Angst vor der Angst

Angst vor der Angst

Wenn Angst unser Leben bestimmt, sind wir nicht mehr in der Lage, uns selbstbestimmt zu bewegen. Angst tritt in verschiedenen Facetten auf: Sie kann schleichend auf uns zukommen und uns dann hinterrücks überfallen. Oder sie ist ein ständiger Begleiter und meldet sich immer wieder in scheinbar brenzligen Situationen. Bei einer Angststörung ist sie sogar dauerhaft im Vordergrund und keine Sekunde vergeht, ohne dieses unsichere Gefühl zu durchleben.

Angst ist ein natürlicher Mechanismus des Menschen, um auf eine bedrohliche Situation zu reagieren. Doch nicht selten ist Angst unbegründet. In solchen Fällen lassen wir uns dennoch von ihr vereinnahmen. Angst muss also auch immer relativiert werden. Um darauf zu reagieren, sollte zunächst erkannt werden, was genau dieses Gefühl auslöst. Grund für Angst ist oft eine Unsicherheit durch fehlende Information.

Der Klassiker: In einer dunklen Tiefgarage erspürt man plötzlich ein unbehagliches Gefühl und schaut verstohlen in alle Richtungen, um zu sehen, ob da etwas ist. Es fühlt sich immer mehr so an, als würde man von jemandem verfolgt oder beobachtet werden. Die eigenen Bewegungen werden schneller und hastiger, der Puls steigt an. Sobald man im sicheren Auto sitzt, geht es ein wenig besser – die Atmung normalisiert sich wieder. Sobald das Fahrzeug in Bewegung ist und aus der Tiefgarage fährt, ist wieder alles in Ordnung. Kurzes Durchschnaufen und ein erleichtertes «Phu! Zum Glück ist es vorbei!» geht einem durch den Kopf…
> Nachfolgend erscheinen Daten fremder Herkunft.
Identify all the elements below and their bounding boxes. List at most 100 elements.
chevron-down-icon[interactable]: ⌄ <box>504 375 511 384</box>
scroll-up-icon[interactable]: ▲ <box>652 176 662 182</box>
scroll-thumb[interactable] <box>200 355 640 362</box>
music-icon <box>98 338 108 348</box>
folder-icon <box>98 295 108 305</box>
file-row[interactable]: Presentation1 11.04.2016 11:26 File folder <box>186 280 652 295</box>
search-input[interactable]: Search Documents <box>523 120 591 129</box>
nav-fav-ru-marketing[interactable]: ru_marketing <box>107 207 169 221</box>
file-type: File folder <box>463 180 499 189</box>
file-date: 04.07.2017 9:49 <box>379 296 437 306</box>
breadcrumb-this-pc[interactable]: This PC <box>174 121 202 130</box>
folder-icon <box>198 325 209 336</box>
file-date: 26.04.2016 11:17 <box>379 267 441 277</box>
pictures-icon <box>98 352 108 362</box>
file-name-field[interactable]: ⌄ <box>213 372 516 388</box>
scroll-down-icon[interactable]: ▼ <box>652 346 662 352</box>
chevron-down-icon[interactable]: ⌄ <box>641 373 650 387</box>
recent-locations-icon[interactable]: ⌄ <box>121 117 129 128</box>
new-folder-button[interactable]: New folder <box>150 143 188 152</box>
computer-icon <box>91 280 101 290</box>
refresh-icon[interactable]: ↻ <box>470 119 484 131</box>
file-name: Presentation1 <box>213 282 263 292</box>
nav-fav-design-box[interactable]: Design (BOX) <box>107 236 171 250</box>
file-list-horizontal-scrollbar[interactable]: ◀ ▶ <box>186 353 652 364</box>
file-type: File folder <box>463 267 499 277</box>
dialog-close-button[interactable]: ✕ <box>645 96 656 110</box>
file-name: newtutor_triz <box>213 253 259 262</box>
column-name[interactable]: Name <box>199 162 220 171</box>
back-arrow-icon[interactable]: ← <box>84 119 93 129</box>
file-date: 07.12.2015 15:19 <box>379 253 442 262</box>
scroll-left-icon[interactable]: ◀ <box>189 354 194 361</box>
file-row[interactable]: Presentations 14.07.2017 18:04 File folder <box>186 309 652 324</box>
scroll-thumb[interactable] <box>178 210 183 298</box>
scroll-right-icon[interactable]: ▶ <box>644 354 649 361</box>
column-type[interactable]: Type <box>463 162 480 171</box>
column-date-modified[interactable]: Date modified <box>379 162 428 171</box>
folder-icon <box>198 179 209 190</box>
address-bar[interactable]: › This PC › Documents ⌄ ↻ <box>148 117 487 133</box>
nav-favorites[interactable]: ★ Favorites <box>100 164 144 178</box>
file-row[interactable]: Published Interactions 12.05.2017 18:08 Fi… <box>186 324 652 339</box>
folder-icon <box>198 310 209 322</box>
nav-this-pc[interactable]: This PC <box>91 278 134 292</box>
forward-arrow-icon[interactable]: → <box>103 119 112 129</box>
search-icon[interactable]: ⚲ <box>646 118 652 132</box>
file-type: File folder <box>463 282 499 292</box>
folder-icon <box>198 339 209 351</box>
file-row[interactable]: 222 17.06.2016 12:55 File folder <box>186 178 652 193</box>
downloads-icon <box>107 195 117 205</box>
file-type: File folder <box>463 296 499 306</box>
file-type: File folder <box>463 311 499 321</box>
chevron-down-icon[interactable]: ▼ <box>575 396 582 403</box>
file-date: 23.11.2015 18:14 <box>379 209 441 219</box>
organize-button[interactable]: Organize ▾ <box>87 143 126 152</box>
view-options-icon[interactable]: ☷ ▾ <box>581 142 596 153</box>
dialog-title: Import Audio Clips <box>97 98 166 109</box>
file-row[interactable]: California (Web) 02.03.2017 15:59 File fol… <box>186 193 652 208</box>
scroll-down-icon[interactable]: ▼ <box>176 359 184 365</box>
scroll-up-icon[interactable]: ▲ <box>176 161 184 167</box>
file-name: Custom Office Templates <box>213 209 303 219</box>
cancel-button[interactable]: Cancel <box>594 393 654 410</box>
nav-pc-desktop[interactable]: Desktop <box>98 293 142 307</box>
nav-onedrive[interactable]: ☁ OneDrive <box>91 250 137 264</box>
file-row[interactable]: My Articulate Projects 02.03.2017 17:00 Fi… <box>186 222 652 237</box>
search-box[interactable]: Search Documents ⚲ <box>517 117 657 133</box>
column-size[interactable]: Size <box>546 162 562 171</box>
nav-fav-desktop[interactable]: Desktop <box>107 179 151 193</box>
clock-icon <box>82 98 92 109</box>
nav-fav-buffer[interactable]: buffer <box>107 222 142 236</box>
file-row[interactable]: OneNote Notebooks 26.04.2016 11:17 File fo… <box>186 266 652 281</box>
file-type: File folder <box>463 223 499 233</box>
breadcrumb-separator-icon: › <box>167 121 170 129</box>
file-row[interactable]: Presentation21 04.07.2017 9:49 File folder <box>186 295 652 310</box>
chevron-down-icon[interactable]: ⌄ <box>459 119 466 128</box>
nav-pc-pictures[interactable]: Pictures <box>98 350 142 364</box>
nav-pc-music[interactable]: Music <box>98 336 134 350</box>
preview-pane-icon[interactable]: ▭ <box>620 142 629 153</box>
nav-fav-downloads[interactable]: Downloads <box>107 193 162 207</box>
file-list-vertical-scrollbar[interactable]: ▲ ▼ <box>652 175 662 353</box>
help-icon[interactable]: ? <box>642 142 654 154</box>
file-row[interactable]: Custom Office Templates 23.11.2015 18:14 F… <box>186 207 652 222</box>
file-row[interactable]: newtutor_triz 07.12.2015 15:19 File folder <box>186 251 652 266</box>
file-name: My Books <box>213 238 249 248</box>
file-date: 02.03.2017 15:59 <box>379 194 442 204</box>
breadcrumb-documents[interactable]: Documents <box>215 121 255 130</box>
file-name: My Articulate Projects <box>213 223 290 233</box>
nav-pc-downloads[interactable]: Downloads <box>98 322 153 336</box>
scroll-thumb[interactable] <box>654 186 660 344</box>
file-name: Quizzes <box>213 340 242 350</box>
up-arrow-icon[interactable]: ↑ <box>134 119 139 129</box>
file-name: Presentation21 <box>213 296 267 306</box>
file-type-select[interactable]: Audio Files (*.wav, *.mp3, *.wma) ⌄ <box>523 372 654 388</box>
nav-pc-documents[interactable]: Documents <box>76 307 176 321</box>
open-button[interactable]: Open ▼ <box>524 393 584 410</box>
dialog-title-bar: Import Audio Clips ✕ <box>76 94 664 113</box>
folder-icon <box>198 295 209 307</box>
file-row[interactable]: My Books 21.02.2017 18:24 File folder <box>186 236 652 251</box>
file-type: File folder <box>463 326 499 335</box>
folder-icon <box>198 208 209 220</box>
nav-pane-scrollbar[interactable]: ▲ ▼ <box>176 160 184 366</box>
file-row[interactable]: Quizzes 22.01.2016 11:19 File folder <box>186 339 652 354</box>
Doch was ist genau vorbei? Unsere Phantasie hat uns die wildesten Stories vorgegaukelt. Richtig schlimme Verbrechen, von denen wir in den Nachrichten gehört oder die wir in Filmen gesehen haben, werden bunt gemischt und als neue Geschichte in unsere Realität katapultiert. Unsere Gedanken haben unser Handeln bestimmt. Wir konnten nicht mehr klar erkennen, was Realität ist und glaubten ganz einfach unserem Gefühl. Dieses täuscht uns ja nie, nicht wahr? Dem ist leider nicht so. In diesem Fall ist Angst – wie meistens, wenn es um Angst geht – eine Verkettung von verschiedenen Faktoren, die wir meist nicht richtig kennen. Wie gesagt, fehlt uns Information. Wir wissen nicht, ob etwas in der Dunkelheit versteckt ist, weil wir es nicht sehen können. Dadurch werden wir verunsichert und haben Angst.

Dies geschieht nicht nur in der dunklen Tiefgarage, sondern aktuell auch bei der Angst vor einem ansteckenden Virus. Wir lassen es zu, dass die Angst vor «Corona» uns dazu veranlasst, nicht mehr nach Draussen zu gehen. Oder wir trauen keinem mehr der hustet – obwohl dies zur Grippezeit ganz normal ist. Wir tätigen «Hamsterkäufe», weil wir befürchten, dass wir unter Quarantäne sonst verhungern müssten. Aber was macht uns so viel Angst vor diesem neuartigen Virus? Es ist wieder die fehlende Information. Auch wenn wir enorm viel darüber über die Medien erfahren haben, fehlen uns doch Informationen. Wie sieht ein Corona-Infizierter aus? Welche Anzeichen lassen uns erkennen, dass er oder sie bereits angesteckt ist? Wie ist der Krankheitsverlauf bei mir persönlich? Wir wissen, was mit uns während einer Grippe passiert, aber wie geht es uns wenn wir an Corona erkranken? Aufgrund fehlender Informationen denken wir, dass wir uns mit Nahrungsmitteln eindecken müssen und wir wochenlang zu Hause ausharren müssen. Wir sind auch hier wieder Opfer unserer eigenen Phantasie. Wieder ist zu erkennen, dass wir – weil wir es nicht wissen – uns unsere eigene Vorstellung machen. Diese Vorstellung macht uns Angst. Wir machen uns Angst!

Um in solchen Situationen weiterhin selbstbestimmt zu handeln, holt euch mehr Fakten. So werdet ihr sehen, dass in der Garage meist kein potentieller Verbrecher in der Ecke lauert. Und dass bei einer Pandemie klare Regeln helfen, um nicht in Angst und Panik zu geraten.